Rachel Bertol escreve para “O Globo”:
O ano de 2006 é o tudo ou nada para os gestores de políticas do livro e da leitura no governo Lula:
em ano eleitoral, corre-se para aprovar, até o fim de março, a Agência Nacional de Leitura, órgão paraestatal que funcionará nos moldes de entidades privadas como o Sebrae, de incentivo a microempresas, ou o Serviço de Responsabilidade Social na Indústria (Sesi).
A principal meta é difundir o hábito de ler, através de ações variadas, como o apoio a bibliotecas, a capacitação de profissionais, a realização de pesquisas.
Os recursos virão da cadeia produtiva (editoras, distribuidores, livreiros, gráficas) que tem uma dívida social com o país:
no fim de 2004, o setor se beneficiou da isenção total de impostos e, em troca, se comprometeu a contribuir com 1% de suas vendas para um fundo de estímulo à leitura — o qual, mais de um ano depois, só recebeu cerca de R$ 1 milhão até agora, segundo o governo.
Isso num universo potencial de contribuições que se estima em R$ 85 milhões.
“Mas a Agência ainda não foi criada.
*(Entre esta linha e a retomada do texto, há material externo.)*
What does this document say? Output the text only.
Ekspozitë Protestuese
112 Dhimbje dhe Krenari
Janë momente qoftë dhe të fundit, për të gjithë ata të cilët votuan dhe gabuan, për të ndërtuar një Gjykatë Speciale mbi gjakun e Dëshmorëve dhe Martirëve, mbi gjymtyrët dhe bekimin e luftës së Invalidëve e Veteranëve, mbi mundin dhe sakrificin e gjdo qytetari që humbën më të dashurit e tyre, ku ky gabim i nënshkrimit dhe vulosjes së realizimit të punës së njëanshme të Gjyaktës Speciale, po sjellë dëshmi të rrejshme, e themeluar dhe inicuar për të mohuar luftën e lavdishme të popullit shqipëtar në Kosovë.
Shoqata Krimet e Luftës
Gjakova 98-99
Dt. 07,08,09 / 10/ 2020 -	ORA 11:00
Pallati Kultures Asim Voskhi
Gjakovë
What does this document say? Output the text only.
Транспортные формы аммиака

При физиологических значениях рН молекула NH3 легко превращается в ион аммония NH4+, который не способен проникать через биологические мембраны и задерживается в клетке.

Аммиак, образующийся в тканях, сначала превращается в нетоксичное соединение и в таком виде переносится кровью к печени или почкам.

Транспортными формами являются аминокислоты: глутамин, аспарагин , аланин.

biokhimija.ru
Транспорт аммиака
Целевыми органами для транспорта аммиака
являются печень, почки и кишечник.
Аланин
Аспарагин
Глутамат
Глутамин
Com a proximidade da aprovação do projeto, muitas empresas já começaram a contribuir de maneira mais efetiva. Foram as próprias empresas que sugeriram a contribuição voluntária”, afirma Galeno Amorim, presidente do conselho diretivo do Vivaleitura, nome dado às atividades do ano ibero-americano de leitura, em 2005.
Criação do Selo Pró-Leitura de responsabilidade social
No primeiro ano, estima-se que a Agência receberá R$ 45 milhões da cadeia produtiva, valor que poderá subir para R$ 85 milhões no segundo.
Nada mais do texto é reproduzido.